Xbox One Could have been the Echo
Kinect launched on Xbox 360 in November 2010. To me controlling games with gestures was never interesting, but being able to control your TV with voice was amazing. Just the simple fact that you could tell it to pause and play rather than using the remote was great.
Around 2011 Xbox introduced bing as a way to search for content and start apps. Something you could look at as the precursor to Cortana.
Xbox One launched in November 2013 and was originally meant to always be on. If you ever turned on your Xbox 360 to watch Netflix only to be met with a wall of updates to the OS and to the Netflix app, something that could easily set you back 10–15 min before you could do what you actually came to do, ‘always-on’ sounded amazing. All the updates would happen when you weren’t using Xbox. However, ‘always-on’ was dropped amidst huge consumer backlash.
It wasn’t the updates that brought a lot of complaints. It was the worry about DRM and the ability to play second hand games.

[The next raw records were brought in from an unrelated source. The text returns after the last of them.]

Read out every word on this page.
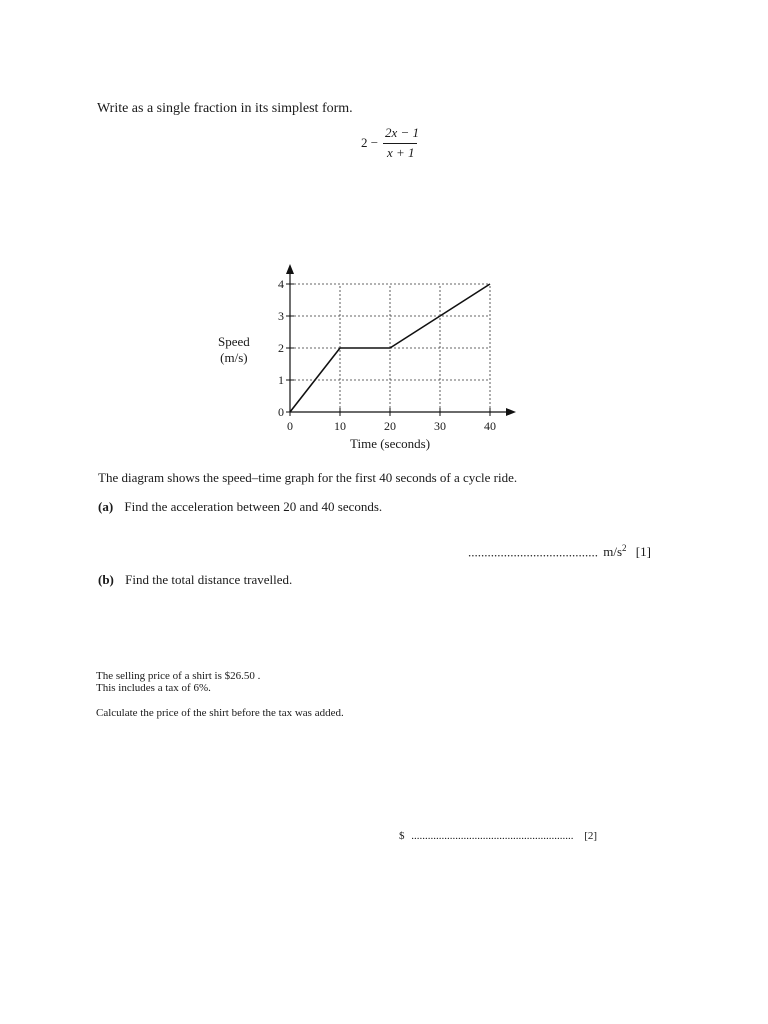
Write as a single fraction in its simplest form.
2 −
2x − 1
x + 1
Speed
(m/s)
0	10	20	30	40
0
1
2
3
4
Time (seconds)
The diagram shows the speed–time graph for the first 40 seconds of a cycle ride.
(a) Find the acceleration between 20 and 40 seconds.
........................................ $m/s^2$ [1]
(b) Find the total distance travelled.
The selling price of a shirt is $26.50 .
This includes a tax of 6%.
Calculate the price of the shirt before the tax was added.
$ ........................................................... [2]
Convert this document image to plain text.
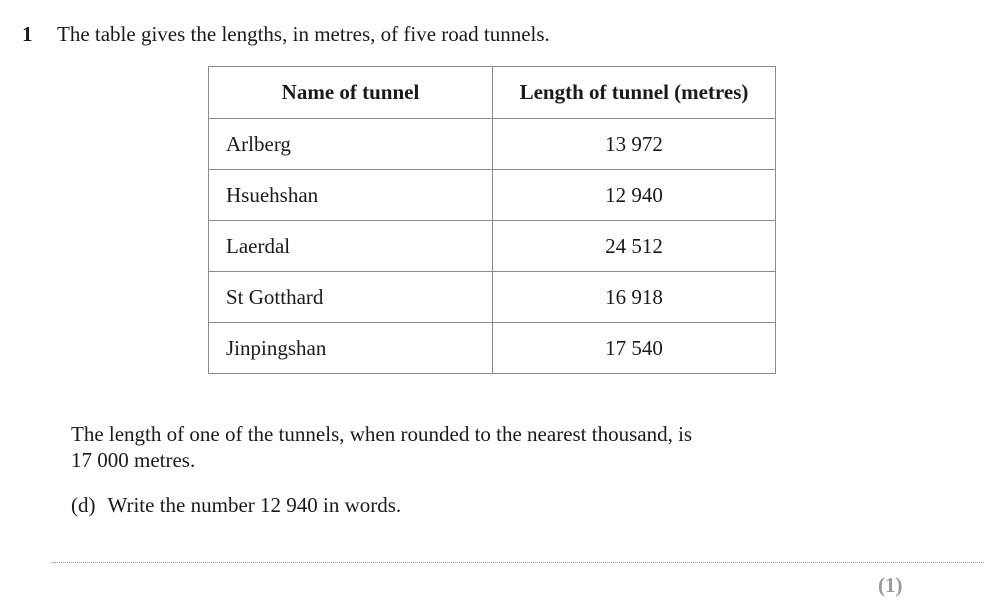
1 The table gives the lengths, in metres, of five road tunnels.
Name of tunnel	Length of tunnel (metres)
Arlberg	13 972
Hsuehshan	12 940
Laerdal	24 512
St Gotthard	16 918
Jinpingshan	17 540
The length of one of the tunnels, when rounded to the nearest thousand, is
17 000 metres.
(d) Write the number 12 940 in words.
(1)
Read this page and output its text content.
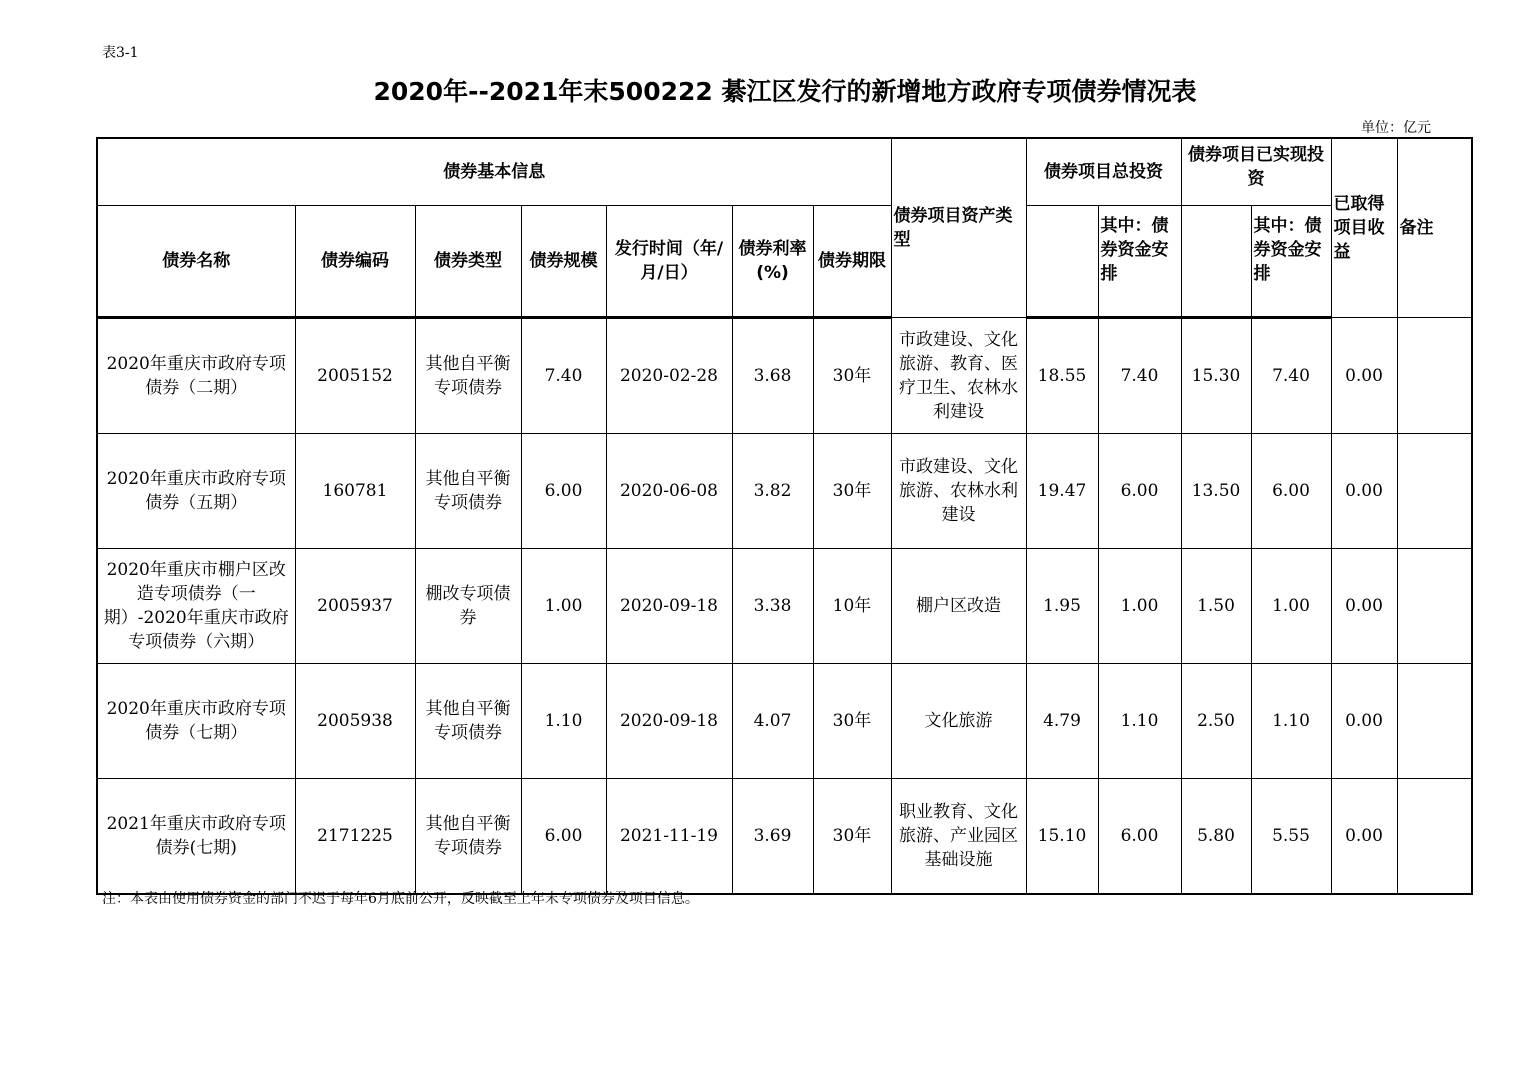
表3-1
2020年--2021年末500222 綦江区发行的新增地方政府专项债券情况表
单位：亿元
债券基本信息							债券项目资产类型	债券项目总投资		债券项目已实现投资		已取得项目收益	备注
债券名称	债券编码	债券类型	债券规模	发行时间（年/月/日）	债券利率(%)	债券期限			其中：债券资金安排		其中：债券资金安排		
2020年重庆市政府专项债券（二期）	2005152	其他自平衡专项债券	7.40	2020-02-28	3.68	30年	市政建设、文化旅游、教育、医疗卫生、农林水利建设	18.55	7.40	15.30	7.40	0.00	
2020年重庆市政府专项债券（五期）	160781	其他自平衡专项债券	6.00	2020-06-08	3.82	30年	市政建设、文化旅游、农林水利建设	19.47	6.00	13.50	6.00	0.00	
2020年重庆市棚户区改造专项债券（一期）-2020年重庆市政府专项债券（六期）	2005937	棚改专项债券	1.00	2020-09-18	3.38	10年	棚户区改造	1.95	1.00	1.50	1.00	0.00	
2020年重庆市政府专项债券（七期）	2005938	其他自平衡专项债券	1.10	2020-09-18	4.07	30年	文化旅游	4.79	1.10	2.50	1.10	0.00	
2021年重庆市政府专项债券(七期)	2171225	其他自平衡专项债券	6.00	2021-11-19	3.69	30年	职业教育、文化旅游、产业园区基础设施	15.10	6.00	5.80	5.55	0.00	
注：本表由使用债券资金的部门不迟于每年6月底前公开，反映截至上年末专项债券及项目信息。
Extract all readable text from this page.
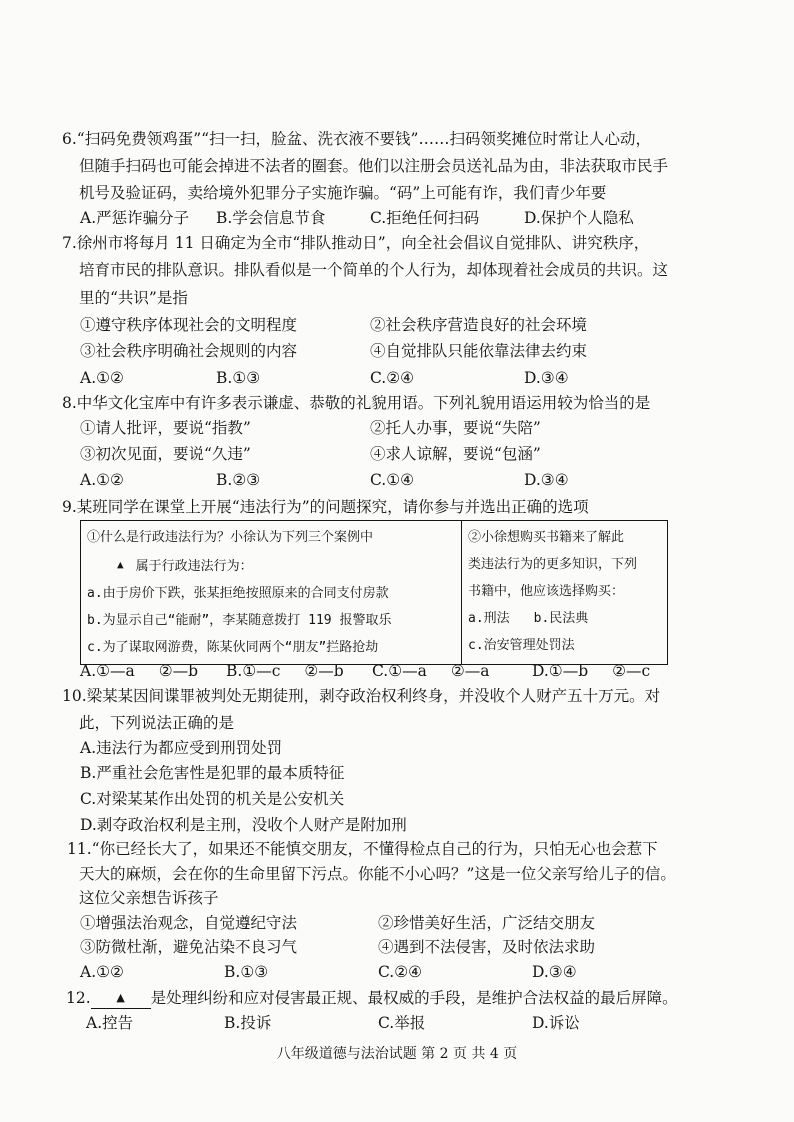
6.“扫码免费领鸡蛋”“扫一扫，脸盆、洗衣液不要钱”……扫码领奖摊位时常让人心动，
但随手扫码也可能会掉进不法者的圈套。他们以注册会员送礼品为由，非法获取市民手
机号及验证码，卖给境外犯罪分子实施诈骗。“码”上可能有诈，我们青少年要
A.严惩诈骗分子 B.学会信息节食	C.拒绝任何扫码	D.保护个人隐私
7.徐州市将每月 11 日确定为全市“排队推动日”，向全社会倡议自觉排队、讲究秩序，
培育市民的排队意识。排队看似是一个简单的个人行为，却体现着社会成员的共识。这
里的“共识”是指
①遵守秩序体现社会的文明程度	②社会秩序营造良好的社会环境
③社会秩序明确社会规则的内容	④自觉排队只能依靠法律去约束
A.①②	B.①③	C.②④	D.③④
8.中华文化宝库中有许多表示谦虚、恭敬的礼貌用语。下列礼貌用语运用较为恰当的是
①请人批评，要说“指教”	②托人办事，要说“失陪”
③初次见面，要说“久违”	④求人谅解，要说“包涵”
A.①②	B.②③	C.①④	D.③④
9.某班同学在课堂上开展“违法行为”的问题探究，请你参与并选出正确的选项
①什么是行政违法行为？小徐认为下列三个案例中
▲ 属于行政违法行为：
a.由于房价下跌，张某拒绝按照原来的合同支付房款
b.为显示自己“能耐”，李某随意拨打 119 报警取乐
c.为了谋取网游费，陈某伙同两个“朋友”拦路抢劫

②小徐想购买书籍来了解此
类违法行为的更多知识，下列
书籍中，他应该选择购买：
a.刑法 b.民法典
c.治安管理处罚法
A.①—a ②—b B.①—c ②—b C.①—a ②—a	D.①—b ②—c
10.梁某某因间谍罪被判处无期徒刑，剥夺政治权利终身，并没收个人财产五十万元。对
此，下列说法正确的是
A.违法行为都应受到刑罚处罚
B.严重社会危害性是犯罪的最本质特征
C.对梁某某作出处罚的机关是公安机关
D.剥夺政治权利是主刑，没收个人财产是附加刑
11.“你已经长大了，如果还不能慎交朋友，不懂得检点自己的行为，只怕无心也会惹下
天大的麻烦，会在你的生命里留下污点。你能不小心吗？”这是一位父亲写给儿子的信。
这位父亲想告诉孩子
①增强法治观念，自觉遵纪守法	②珍惜美好生活，广泛结交朋友
③防微杜渐，避免沾染不良习气	④遇到不法侵害，及时依法求助
A.①②	B.①③	C.②④	D.③④
12. ▲ 是处理纠纷和应对侵害最正规、最权威的手段，是维护合法权益的最后屏障。
A.控告	B.投诉	C.举报	D.诉讼
八年级道德与法治试题 第 2 页 共 4 页
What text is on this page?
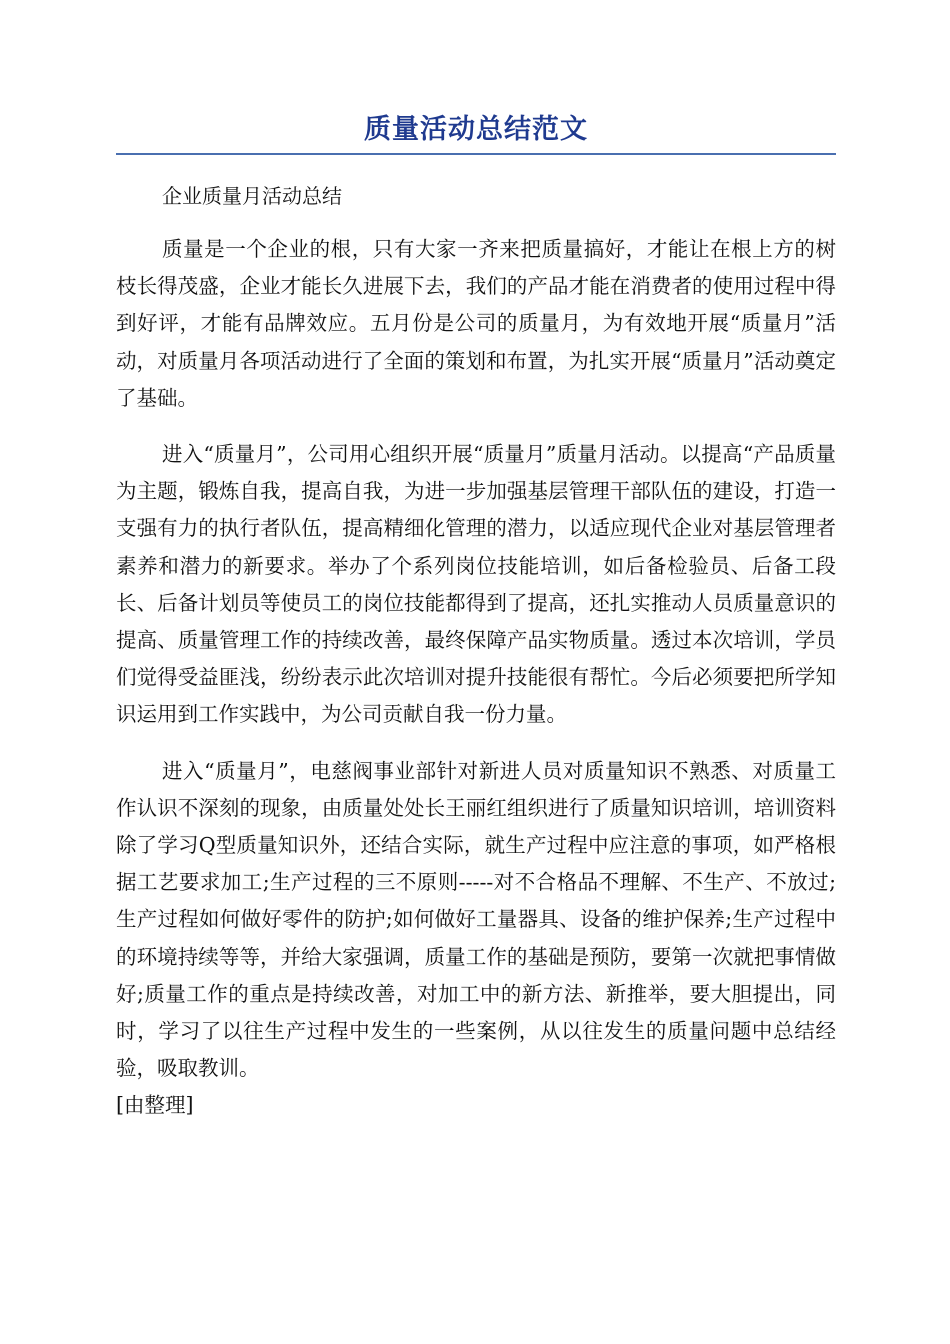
质量活动总结范文

企业质量月活动总结

质量是一个企业的根，只有大家一齐来把质量搞好，才能让在根上方的树枝长得茂盛，企业才能长久进展下去，我们的产品才能在消费者的使用过程中得到好评，才能有品牌效应。五月份是公司的质量月，为有效地开展“质量月”活动，对质量月各项活动进行了全面的策划和布置，为扎实开展“质量月”活动奠定了基础。

进入“质量月”，公司用心组织开展“质量月”质量月活动。以提高“产品质量为主题，锻炼自我，提高自我，为进一步加强基层管理干部队伍的建设，打造一支强有力的执行者队伍，提高精细化管理的潜力，以适应现代企业对基层管理者素养和潜力的新要求。举办了个系列岗位技能培训，如后备检验员、后备工段长、后备计划员等使员工的岗位技能都得到了提高，还扎实推动人员质量意识的提高、质量管理工作的持续改善，最终保障产品实物质量。透过本次培训，学员们觉得受益匪浅，纷纷表示此次培训对提升技能很有帮忙。今后必须要把所学知识运用到工作实践中，为公司贡献自我一份力量。

进入“质量月”，电慈阀事业部针对新进人员对质量知识不熟悉、对质量工作认识不深刻的现象，由质量处处长王丽红组织进行了质量知识培训，培训资料除了学习Q型质量知识外，还结合实际，就生产过程中应注意的事项，如严格根据工艺要求加工;生产过程的三不原则-----对不合格品不理解、不生产、不放过;生产过程如何做好零件的防护;如何做好工量器具、设备的维护保养;生产过程中的环境持续等等，并给大家强调，质量工作的基础是预防，要第一次就把事情做好;质量工作的重点是持续改善，对加工中的新方法、新推举，要大胆提出，同时，学习了以往生产过程中发生的一些案例，从以往发生的质量问题中总结经验，吸取教训。

[由整理]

Xbox One shipped without being ‘always-on’ and several Xbox executives left the company. It was recognized at the time as either a failure in strategy or a failure of messaging.
“Talking to Rev3Games, Penello admitted that the company probably attempted to introduce always-on functionality to a games console a little too early, and that with time, it will become accepted.”
At 10.23 in the interview linked to in the quote above Penello says “There is a certain point where you have to look at yourself and say look we gotta change”.
Well… maybe you should have stayed the course.
Hindsight is 20–20.
At the launch of Google Home Sundar Pichai, Google’s CEO said “we are moving to an AI first world”. And as Ben Thompson of Stratechery frequently points out, you need to own the user experience to win. That is, AI is technology and you need to own the way people interact with the technology. That’s why Google is launching physical products.
It’s easy to look back here in 2016 at the decision to drop always-on and see that the long term implications have been much more dire for Microsoft than just the loss of some features on Xbox.
Had Xbox been always-on, Microsoft would have had a physical presence in the home perfectly suited to host their AI assistant Cortana.
Instead Cortana is relegated to being an app on iOS and Android, a feature on a shrinking pc market, and a feature on Xbox that only works if you’ve turned your Xbox on.